The Lib-Dems have actually put forward a quite sensible, and well thought out manifesto. If I sound surprised, it’s because I am. And not only is it sensible, it’s distinctive too. They pledge to conduct the same sort of defence review as the other two – but to do so with two of the protected (ring-fenced) areas missing their fences, and their rings. They “(r)ule out the like-for-like replacement of the Trident nuclear weapons system. At a cost of £100 billion over a lifetime it is unaffordable, and Britain’s security would be better served by alternatives. We support multilateral nuclear disarmament and will ensure that the UK plays a proactive role in the arms reduction talks starting later this year.” So that’s a hundred billion quid they’ve found straight off, and then they go on (not so much as a prune, rather a machete at the budget) by cancelling Eurofighter Tranche 3b – I’m not seeing many defence industry votes here… They do pledge to reinvigorate Franco-British cooperation (Saint Malo plus some might say… I never get cited on Saint Malo.. but I must have written just about the only bloody thing on it, aside from Jolyon’s piece..huff and move on) and they also are pledging large increases to service personnel salaries (bringing them into line with emergency service salaries) and massive improvements to service housing. Amusingly (so they’ve lost the defence industry vote and now the heavy shouldered vote) they’re going to strim out a layer of senior officers, and civilian MoD types…. They’ve pegged themselves to Europe (as always), but have done so in a way that I have advocated (but I’m not responsible for it, I promise) to reduce the unit cost of procurement by creating a larger demand pool, and therefore a larger supply pool across Europe. It is distinctive, very distinctive, and it’s very-pro the ordinary ‘tommy’ and their air-going and sea-faring brother. As far as I can tell from the newspaper coverage, it is yet to do them damage either.


Still within a non-partisan frame… the underlying premises of both manifestos are strikingly similar. The Tories have done a lot more work in thinking about theirs and the switch of European funding is an interesting proposal (other EU nations pull short on EU projects… the down-side is that it would degrade our position within the EU.. and is it possible for us to short-change as the pre-eminent military power in the EU?) and the plans to create special relationships with emerging powers is similarly encouraging. The Labour manifesto is disappointing for the paucity of new ideas within it, and the over-reliance on successes that I think are – at best-  contested.

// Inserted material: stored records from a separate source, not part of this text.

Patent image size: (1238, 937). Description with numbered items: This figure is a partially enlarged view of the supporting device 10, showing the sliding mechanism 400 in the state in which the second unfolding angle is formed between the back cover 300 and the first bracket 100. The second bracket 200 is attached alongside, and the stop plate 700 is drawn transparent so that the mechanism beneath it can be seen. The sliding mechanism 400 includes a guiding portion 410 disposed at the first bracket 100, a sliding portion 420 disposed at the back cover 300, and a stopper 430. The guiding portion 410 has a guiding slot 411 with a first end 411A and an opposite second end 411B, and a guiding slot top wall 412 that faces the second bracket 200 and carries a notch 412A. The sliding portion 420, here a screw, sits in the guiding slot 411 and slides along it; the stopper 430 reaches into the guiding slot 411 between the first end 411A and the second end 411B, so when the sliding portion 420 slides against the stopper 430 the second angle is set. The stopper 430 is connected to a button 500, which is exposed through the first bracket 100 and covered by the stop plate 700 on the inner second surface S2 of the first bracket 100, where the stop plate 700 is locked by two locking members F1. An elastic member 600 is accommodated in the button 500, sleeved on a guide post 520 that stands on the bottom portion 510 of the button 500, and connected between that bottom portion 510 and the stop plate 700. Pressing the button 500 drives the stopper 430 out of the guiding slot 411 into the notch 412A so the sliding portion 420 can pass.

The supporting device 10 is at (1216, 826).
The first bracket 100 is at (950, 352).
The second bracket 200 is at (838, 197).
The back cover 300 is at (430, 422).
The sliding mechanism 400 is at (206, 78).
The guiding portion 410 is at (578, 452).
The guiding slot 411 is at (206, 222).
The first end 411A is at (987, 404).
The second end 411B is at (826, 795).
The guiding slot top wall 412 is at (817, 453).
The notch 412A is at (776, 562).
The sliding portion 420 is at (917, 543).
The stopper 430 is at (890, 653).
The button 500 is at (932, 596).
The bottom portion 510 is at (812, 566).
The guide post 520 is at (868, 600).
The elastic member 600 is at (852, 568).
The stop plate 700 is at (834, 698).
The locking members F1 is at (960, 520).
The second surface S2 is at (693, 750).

What is clear from both – however – is that defence is not considered a make or break issue for either party and that their attentions are elsewhere.

The introduction of the Lib-Dem manifesto to the party does introduce variety and distinctiveness. They have gone for a radical approach of not ring fencing any of the sacred cows, and instead focussing on the individual ‘tommy’. This shows, I think, that they believe we’ll be involved in peacekeeping operations for the foreseeable. There is, at least, some choice now across the main parties.